On Twitter, Dan Davies made this point even more succinctly.

(This is all oversimplified, of course. Investors will have an “average cost basis,” which depends on exactly what price they bought stock at in the past, not to mention broker fees, advisor fees, and so on. There are probably very few — if any — people who bought Puma for the first time at $US60 yesterday and sold it at $US230 today. If you did, take vacation. Now.)

“Going long” a stock is owning shares, betting that the price will rise over time. “Going short” a stock is betting that the price of a stock will fall

But it’s not just these specific stock moves that show why shorting stocks is a bad idea.

If you’re long a stock you enjoy unlimited upside with limited downside; if you’re short, you have limited upside and unlimited downside.

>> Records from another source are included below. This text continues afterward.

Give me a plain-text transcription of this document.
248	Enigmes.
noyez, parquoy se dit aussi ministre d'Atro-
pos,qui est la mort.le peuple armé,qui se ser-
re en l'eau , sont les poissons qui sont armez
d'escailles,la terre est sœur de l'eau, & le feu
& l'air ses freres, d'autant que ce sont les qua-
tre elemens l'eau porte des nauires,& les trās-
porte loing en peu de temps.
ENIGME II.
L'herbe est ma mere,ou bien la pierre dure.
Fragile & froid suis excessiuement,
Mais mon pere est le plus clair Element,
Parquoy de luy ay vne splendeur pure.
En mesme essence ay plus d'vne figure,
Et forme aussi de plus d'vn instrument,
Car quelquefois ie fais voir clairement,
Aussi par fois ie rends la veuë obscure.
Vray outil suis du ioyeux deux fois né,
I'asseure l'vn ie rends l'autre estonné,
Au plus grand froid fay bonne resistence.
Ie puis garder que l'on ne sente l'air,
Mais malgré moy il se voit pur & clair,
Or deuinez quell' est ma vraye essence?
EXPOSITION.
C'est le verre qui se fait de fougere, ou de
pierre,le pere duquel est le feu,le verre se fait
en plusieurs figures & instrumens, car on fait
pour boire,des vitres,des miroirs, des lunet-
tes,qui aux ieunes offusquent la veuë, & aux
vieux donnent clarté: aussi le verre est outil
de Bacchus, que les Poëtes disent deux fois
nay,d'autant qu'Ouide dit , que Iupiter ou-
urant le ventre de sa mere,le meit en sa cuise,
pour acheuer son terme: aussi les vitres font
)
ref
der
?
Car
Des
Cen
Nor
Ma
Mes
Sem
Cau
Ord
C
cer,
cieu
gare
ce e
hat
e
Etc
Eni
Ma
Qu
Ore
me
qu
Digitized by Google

This is the case for one simple reason: a stock can only ever fall to $US0 but there is no limit on how high it can go.

Whether you short a stock that costs $US1 or $US1000, your short position can only make you 100%. If someone is long the same stock, the most they can lose is the capital they have put at risk, whether it’s $US1 million or $US100. But if a stock doubles or triples in value, those who own the stock get to enjoy all those profits. If you’re short, you can lose multiples of the capital you risked. (On paper, at least. You still have to sell the stocks, pay the taxes, pay commissions, etc., to realise that profit, but either way you probably make a bunch of money. You can also lose more money if you used margin but again, this is a simple example.)

But there’s another rub with shorting stocks: you have to borrow the shares to bet against them. And then to “cover” your position, you buy these shares back and pocket the difference.

When you borrow shares, you take out a loan. This loan charges interest: you don’t borrow money for free. And so the longer it takes for the stock you’ve bet against to fall, the more expensive it becomes.

This chart shows basically how a short could play out. But keep in mind, no one ever shorts at the top and covers at the bottom, or conversely, buys at the bottom and sells at the top. This only happens in the movies; or on CNBC.

And the above example, of course, assumes the stock even falls. Or that your costs don’t go up.

In a paper called “Short Selling Risk,” Joseph Engelberg of the University of California, San Diego, Adam Reed of the University of North Carolina, and Matthew Ringgenberg of Washington University in St. Louis, outline some of the risks that short sellers face.

Among them are “variable future costs,” or the risk that the interest charged on your loan increases unexpectedly. Basically, if lots people are shorting a stock, the borrowing costs could balloon from say 1% to 20% or 30%, potentially pushing you out of your short position before enough time passes for your idea to even play out.

Engelberg, Reed, and Ringgenberg write that, “we find that while loan fees do not follow a random walk, more than 97% of future loan fees remain unexplained.” Shorting a stock could get expensive, but its not totally clear why.

In an interview with Business Insider, Ringgenberg said, “Research shows that on average, stocks with large short interest tend to go down in price. But for a number of reasons, short sellers can get forced out of a position before they are proven right.”

Ringgenberg said this shows that short sellers clearly have an information arbitrage regarding the stocks they have positions in, but just because you might be right doesn’t mean you necessarily make money.

Short sellers play an important part in the market, often keeping companies and other investors honest about their positions, and many professional investors have made a good living shorting stocks.

But the risks these short sellers face are enormous — and expensive.